No more scrolling the whole library.

An IFE redesign for Icelandair: proper navigation, a real sense of place, food ordering on screen.

Role Sole designer & researcher
Year 2026
Scope 6-week redesign
Type Unsolicited redesign
Icelandair IFE redesign

Overview

Self-initiated redesign of Icelandair's in-flight entertainment system. The current IFE has the basics covered: movies, music, flight map, food. But everything lives in one vertical scroll with no navigation, and nothing on screen feels like Iceland.

The redesign does three things: splits content into six dedicated sections so each type is easy to find, brings Iceland in through audio and editorial, and moves food ordering onto the screen. The deep navy stays.

The Problem

The content problem is navigational. Movies, TV, music, and documentaries share one list with no categories and no search. Finding a specific title means scrolling the whole library. On a six-hour flight with a laggy touchscreen at arm's length, that wears you down fast.

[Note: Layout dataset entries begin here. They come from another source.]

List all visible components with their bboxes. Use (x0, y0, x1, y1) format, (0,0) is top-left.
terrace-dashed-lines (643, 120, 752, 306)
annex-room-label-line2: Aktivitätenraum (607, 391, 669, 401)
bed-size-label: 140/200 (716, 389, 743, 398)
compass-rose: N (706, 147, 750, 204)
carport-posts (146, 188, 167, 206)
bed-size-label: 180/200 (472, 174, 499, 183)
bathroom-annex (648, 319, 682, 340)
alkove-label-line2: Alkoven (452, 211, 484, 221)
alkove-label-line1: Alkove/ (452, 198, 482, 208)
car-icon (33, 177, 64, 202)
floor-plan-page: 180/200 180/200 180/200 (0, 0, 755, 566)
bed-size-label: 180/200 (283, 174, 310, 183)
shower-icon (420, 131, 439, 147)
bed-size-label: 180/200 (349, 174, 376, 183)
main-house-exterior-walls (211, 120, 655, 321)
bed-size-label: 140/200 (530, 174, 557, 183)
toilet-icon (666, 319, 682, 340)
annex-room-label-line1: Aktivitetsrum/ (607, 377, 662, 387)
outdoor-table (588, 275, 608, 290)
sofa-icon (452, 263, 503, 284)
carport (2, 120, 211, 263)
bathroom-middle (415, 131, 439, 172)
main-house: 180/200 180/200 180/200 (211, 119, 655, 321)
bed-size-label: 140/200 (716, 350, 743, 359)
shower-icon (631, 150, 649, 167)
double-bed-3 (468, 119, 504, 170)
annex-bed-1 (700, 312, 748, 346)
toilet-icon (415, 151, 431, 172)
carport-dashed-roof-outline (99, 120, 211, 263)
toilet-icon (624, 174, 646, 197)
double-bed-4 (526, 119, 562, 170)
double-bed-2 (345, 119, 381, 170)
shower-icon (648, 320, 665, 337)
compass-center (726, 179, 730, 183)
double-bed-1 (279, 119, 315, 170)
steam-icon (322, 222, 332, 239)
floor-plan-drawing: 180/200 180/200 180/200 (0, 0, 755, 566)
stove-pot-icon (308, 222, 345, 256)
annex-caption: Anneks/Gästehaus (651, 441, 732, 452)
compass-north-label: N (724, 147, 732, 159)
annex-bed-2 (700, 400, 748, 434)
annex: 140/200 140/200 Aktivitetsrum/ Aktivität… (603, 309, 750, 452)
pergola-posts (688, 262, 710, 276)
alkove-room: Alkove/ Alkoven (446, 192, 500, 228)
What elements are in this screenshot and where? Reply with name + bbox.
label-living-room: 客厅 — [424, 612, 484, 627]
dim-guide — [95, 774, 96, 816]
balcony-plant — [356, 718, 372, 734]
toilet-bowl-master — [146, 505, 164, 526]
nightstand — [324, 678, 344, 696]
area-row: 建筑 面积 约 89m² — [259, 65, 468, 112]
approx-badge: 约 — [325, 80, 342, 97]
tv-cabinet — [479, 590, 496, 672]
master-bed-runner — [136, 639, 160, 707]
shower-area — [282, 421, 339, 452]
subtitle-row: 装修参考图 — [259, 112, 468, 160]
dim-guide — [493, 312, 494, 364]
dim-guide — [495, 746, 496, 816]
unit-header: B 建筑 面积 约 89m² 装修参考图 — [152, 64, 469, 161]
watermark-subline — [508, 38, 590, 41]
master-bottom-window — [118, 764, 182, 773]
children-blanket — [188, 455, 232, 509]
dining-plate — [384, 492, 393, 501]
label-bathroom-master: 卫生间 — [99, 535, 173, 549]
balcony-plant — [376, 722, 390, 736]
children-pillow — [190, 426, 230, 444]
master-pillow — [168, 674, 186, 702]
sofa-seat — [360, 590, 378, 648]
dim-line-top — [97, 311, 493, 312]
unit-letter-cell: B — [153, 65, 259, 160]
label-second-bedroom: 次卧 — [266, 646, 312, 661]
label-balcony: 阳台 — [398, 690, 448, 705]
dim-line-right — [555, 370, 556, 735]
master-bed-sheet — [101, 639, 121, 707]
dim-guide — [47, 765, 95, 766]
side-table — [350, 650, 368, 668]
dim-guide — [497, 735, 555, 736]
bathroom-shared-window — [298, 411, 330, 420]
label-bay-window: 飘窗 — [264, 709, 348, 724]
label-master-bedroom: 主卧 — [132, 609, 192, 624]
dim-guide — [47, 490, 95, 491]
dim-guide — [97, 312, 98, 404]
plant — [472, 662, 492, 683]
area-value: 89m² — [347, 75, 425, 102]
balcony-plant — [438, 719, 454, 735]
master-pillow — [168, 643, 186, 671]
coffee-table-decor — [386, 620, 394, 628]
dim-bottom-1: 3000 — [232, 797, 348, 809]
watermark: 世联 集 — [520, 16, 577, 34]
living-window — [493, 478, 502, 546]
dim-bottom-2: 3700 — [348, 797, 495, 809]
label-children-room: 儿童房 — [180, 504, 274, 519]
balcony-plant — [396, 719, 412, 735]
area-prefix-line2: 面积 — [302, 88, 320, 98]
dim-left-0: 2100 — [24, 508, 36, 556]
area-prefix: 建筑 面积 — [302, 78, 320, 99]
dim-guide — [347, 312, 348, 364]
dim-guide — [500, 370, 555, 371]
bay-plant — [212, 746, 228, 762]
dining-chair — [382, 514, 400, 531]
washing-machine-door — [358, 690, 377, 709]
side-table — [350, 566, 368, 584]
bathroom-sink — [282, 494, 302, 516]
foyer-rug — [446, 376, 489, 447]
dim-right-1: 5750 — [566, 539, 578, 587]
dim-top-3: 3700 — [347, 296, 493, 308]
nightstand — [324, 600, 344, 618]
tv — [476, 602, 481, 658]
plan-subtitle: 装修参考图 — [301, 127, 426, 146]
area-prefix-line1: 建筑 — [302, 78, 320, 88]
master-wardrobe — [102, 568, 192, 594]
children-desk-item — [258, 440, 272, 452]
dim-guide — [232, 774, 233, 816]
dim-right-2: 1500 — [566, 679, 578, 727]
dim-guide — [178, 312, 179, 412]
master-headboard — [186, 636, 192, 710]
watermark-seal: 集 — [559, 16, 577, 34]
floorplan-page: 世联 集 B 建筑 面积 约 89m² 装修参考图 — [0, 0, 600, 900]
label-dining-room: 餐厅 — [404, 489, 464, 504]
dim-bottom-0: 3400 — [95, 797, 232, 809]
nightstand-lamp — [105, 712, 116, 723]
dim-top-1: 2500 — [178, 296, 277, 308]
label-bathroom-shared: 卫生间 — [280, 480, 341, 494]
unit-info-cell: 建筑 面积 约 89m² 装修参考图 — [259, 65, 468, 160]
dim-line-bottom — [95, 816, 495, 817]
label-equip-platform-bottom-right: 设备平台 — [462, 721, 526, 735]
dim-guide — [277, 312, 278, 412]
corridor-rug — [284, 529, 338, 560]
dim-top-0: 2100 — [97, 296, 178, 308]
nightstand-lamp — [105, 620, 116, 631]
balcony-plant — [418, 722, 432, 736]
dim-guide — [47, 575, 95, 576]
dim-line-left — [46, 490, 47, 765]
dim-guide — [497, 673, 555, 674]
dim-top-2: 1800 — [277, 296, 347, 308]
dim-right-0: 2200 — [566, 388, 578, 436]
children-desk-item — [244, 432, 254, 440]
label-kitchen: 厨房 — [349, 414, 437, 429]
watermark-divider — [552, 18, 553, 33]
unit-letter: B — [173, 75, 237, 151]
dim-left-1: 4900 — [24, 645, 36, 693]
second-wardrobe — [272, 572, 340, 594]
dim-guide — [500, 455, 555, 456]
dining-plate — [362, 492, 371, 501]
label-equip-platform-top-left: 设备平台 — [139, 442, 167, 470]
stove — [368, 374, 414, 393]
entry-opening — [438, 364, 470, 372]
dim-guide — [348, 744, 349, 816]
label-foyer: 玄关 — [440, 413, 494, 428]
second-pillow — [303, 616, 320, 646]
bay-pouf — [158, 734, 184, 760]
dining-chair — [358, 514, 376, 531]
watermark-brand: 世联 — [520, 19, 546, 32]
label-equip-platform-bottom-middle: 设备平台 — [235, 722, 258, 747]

Food ordering is worse. You get a paper menu and order verbally from a crew member. Every person I spoke to assumed it was already on the screen. It isn't.

The identity problem is quieter. Icelandair flies to one of the stranger landscapes on earth and the IFE doesn't reference it once. SAS and Finnair have cleaner systems, but they could belong to any carrier.

A note on timing. Since I took this flight and did the redesign, Icelandair has updated their real IFE. It now splits content by type instead of bundling it all into one media list, which is the exact discovery problem I was trying to fix, and they've added an interactive flight map. This case study reflects the version I flew with, not the one live today.

Competitor analysis

User research

Information architecture

Design principles

User journey

Design foundations

UI showcase

Outcome

This is a concept, not a shipped product, but the core of it is solid. Six dedicated sections replace the single scroll, search works across every category, food ordering sits on the screen where passengers already expect it, and Iceland shows up throughout the interface. The structure is clear and holds together visually.

The food ordering flow has open questions. Out-of-stock handling, dietary filtering, and crew confirmation are defined in principle but not fully resolved. On a real flight those matter. An interactive prototype is the right next step. Static screens show the visual system; they can't show whether the flow actually works.

Whether the Iceland layer lands with passengers or just reads as content filler is a question a desk can't answer. That needs a real flight.